Before using occupancy data for planning analysis, run a validation check: compare occupancy-derived load estimates against APC counts for the same trips over a 2–4 week period. If the correlation is reasonable (broadly consistent directionally even if not numerically precise), the occupancy data is usable for screening analysis. If you're seeing occupancy showing FEW_SEATS_AVAILABLE on trips that APC shows as 30% loaded, the occupancy pipeline is broken somewhere and you shouldn't use it.
Building a Continuous Demand Monitoring Workflow
The goal isn't a one-time analysis — it's an ongoing monitoring system that surfaces anomalies and emerging demand patterns without requiring manual queries. A practical continuous monitoring stack for a mid-size agency might look like this:
- A GTFS-RT archiver running on a lightweight cloud instance, polling the feed every 20 seconds and writing to columnar storage (Parquet works well for this)

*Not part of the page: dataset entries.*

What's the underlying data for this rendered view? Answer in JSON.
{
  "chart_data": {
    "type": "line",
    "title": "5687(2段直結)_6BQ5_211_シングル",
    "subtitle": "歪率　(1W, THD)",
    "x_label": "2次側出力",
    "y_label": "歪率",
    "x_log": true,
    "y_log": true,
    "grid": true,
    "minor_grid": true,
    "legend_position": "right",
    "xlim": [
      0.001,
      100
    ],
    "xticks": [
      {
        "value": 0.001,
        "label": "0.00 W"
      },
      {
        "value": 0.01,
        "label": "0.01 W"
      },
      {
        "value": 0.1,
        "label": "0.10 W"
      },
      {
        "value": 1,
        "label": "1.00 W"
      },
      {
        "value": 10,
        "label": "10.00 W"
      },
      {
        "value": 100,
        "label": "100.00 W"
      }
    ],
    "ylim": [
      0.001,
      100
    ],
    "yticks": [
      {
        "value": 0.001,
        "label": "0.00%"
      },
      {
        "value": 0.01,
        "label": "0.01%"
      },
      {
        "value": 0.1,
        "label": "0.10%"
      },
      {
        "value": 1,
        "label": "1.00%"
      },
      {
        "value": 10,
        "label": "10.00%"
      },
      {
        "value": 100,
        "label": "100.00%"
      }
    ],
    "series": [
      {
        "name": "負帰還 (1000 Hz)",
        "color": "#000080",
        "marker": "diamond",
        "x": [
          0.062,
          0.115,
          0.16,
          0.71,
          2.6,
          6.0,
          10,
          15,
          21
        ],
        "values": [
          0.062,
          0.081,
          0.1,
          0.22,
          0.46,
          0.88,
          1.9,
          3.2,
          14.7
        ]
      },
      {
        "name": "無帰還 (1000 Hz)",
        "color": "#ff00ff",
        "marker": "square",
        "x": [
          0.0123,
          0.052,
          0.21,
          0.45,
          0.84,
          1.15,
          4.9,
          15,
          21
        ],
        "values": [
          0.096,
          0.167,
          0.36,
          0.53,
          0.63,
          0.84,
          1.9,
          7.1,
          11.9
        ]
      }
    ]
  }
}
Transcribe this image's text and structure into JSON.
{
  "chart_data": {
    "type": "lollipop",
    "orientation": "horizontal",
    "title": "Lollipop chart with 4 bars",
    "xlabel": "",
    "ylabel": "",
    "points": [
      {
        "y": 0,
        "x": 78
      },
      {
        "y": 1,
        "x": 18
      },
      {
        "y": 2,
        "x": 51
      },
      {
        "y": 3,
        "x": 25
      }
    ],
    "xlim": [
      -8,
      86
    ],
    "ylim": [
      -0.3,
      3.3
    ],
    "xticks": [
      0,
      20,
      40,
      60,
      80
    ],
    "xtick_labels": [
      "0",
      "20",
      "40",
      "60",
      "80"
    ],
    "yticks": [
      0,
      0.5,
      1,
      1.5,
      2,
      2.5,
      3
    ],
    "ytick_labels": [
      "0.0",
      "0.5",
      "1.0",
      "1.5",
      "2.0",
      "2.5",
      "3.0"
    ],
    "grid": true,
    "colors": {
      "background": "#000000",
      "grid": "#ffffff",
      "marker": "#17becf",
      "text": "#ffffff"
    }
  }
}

- A weekly batch job that computes route-level and stop-level load metrics: average peak-hour load factor, frequency of occupancy threshold crossings, delay accumulation by stop
- A simple dashboard or report that flags routes where load factors have shifted more than 15–20% from the 90-day rolling average
This doesn't require expensive commercial software if your team has data engineering capacity. What it does require is organizational commitment to treating the GTFS-RT feed as planning infrastructure, not just a passenger information service. The agencies that do this well have a planner or analyst with explicit ownership of the GTFS-RT data pipeline — someone whose job description includes keeping the archiver running and the monitoring metrics current.
For agencies without that internal capacity, a platform that handles ingestion, archiving, and demand surface computation from GTFS-RT feeds delivers the same analytical output without requiring in-house data engineering. Either path gets you to the same place: planning decisions informed by what's actually happening on the network today, not what a travel demand model predicted would happen five years ago.
The agencies that get the most out of GTFS-RT for planning treat the feed as continuous demand intelligence — not a real-time display for passengers.
What to Do With This Analysis
Once you have a functioning GTFS-RT demand monitoring workflow, the outputs feed directly into service planning decisions: headway adjustments on overloaded corridors, span extensions where late-evening load factors indicate unmet demand, stop consolidation where dwell time analysis shows multiple underutilized stops in close proximity. The loop from data to decision is shorter than it is with traditional annual NTD-based planning cycles — and that matters when ridership patterns are shifting as rapidly as they have in the post-pandemic period.
Start small: pick one corridor where you have both GTFS-RT occupancy data and APC counts, validate the correlation, and build your first load profile. The methodology generalizes from there.